Introducing native support for JSON on data.world
In recent years JSON has become the primary format for data exchange on the Internet. If you’ve queried data from an API on the web, or dug into your browser’s console, chances are you’ve seen it. JSON is great for exchanging information between server and client, and it’s certainly not a bad format for sharing data with others. That’s why at data.world we now support a subset of JSON natively*. No need to convert to CSV, Excel or Linked Data, just upload your raw JSON, and we’ll do the rest.
Example: My Forked Github Repos
I have a number of git repositories on Github, and I’m wondering how many of them are forked from other repositories. First I’ll need to pull down my raw “repo” data from Github. Fortunately, they have a great API that makes this step easy.
A quick curl command and I have all my public repos. Let’s take a look…
This is a good starting point, but it doesn’t really answer my question. What I really need is a way to aggregate my data quickly to understand what all these columns are. In the past, I might have loaded data like this into Python or R to poke around a bit, but now I can toss it right into a dataset and view it there.

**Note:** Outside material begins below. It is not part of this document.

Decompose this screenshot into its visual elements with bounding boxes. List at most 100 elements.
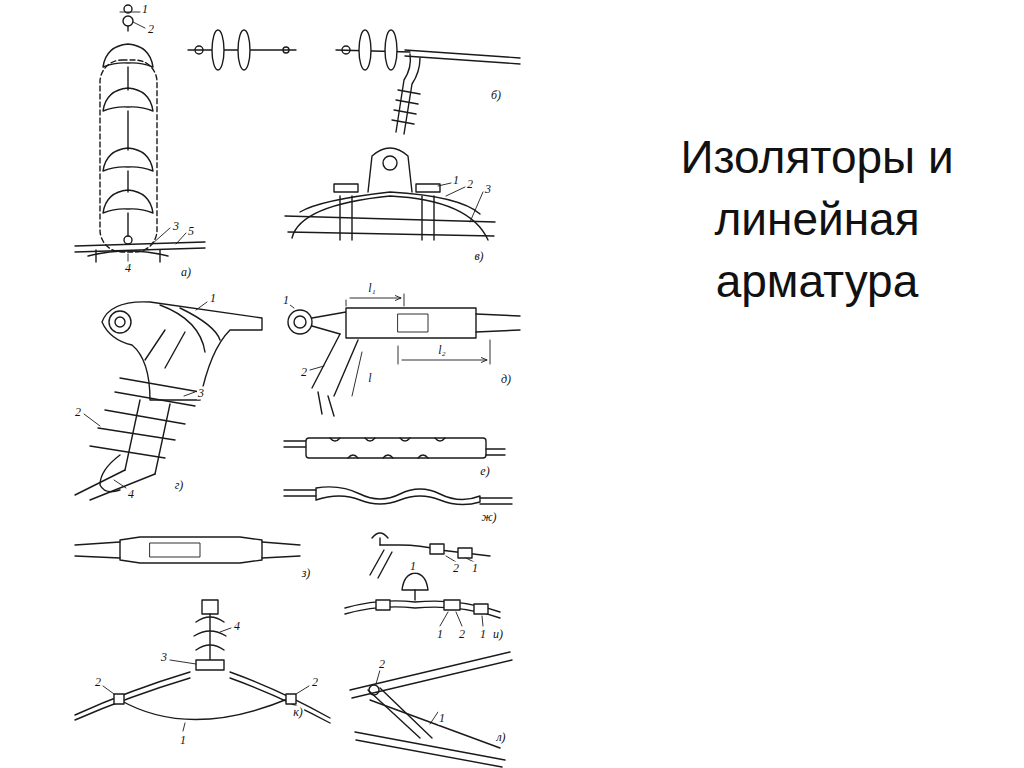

In just a few seconds, I’ve created a new dataset with my repositories. Since the data is tabular in nature (a list of objects), data.world has intelligently parsed it into a table. This is already significantly easier on the eyes.
But I still don’t really have a clear answer to my original question. What I really want is aggregate info about the the data in the column named “fork”. Let’s explore this file and see what we can learn.
I can clearly see that I have 84 columns of data, and when I expand the “forks” column, I find that it’s actually a Boolean with 48.15% of the values being true.
That’s interesting. I have the answer to my original question. But now I’m wondering precisely which repos are forked. I could scan through the data, but why do that when we can query with SQL! That’s right, data friends, this file isn’t just presented as tabular data, it is tabular data. That means we can query it directly!
But that’s not all!
We’ve loaded JSON and queried it with SQL in seconds. And what’s more, since your JSON data is now a first class citizen, you have access to a host of other features.
- Query data using SPARQL or SQL through the UI or using JDBC
- Export CSV, R lang and/or Python code quickly
- Access your data directly through our growing list of API’s
- Integrate using R and Python libraries
- Explore data visually using our chart builder
And more coming soon. So please take a look—here’s my github dataset—and tell us what you think. We look forward to hearing from you.
- Note: Only somewhat “tidy” JSON will be enhanced for exploration and query. This primarily means arrays of objects, or typical result set formats such as objects which contains a single “results” property which is an array.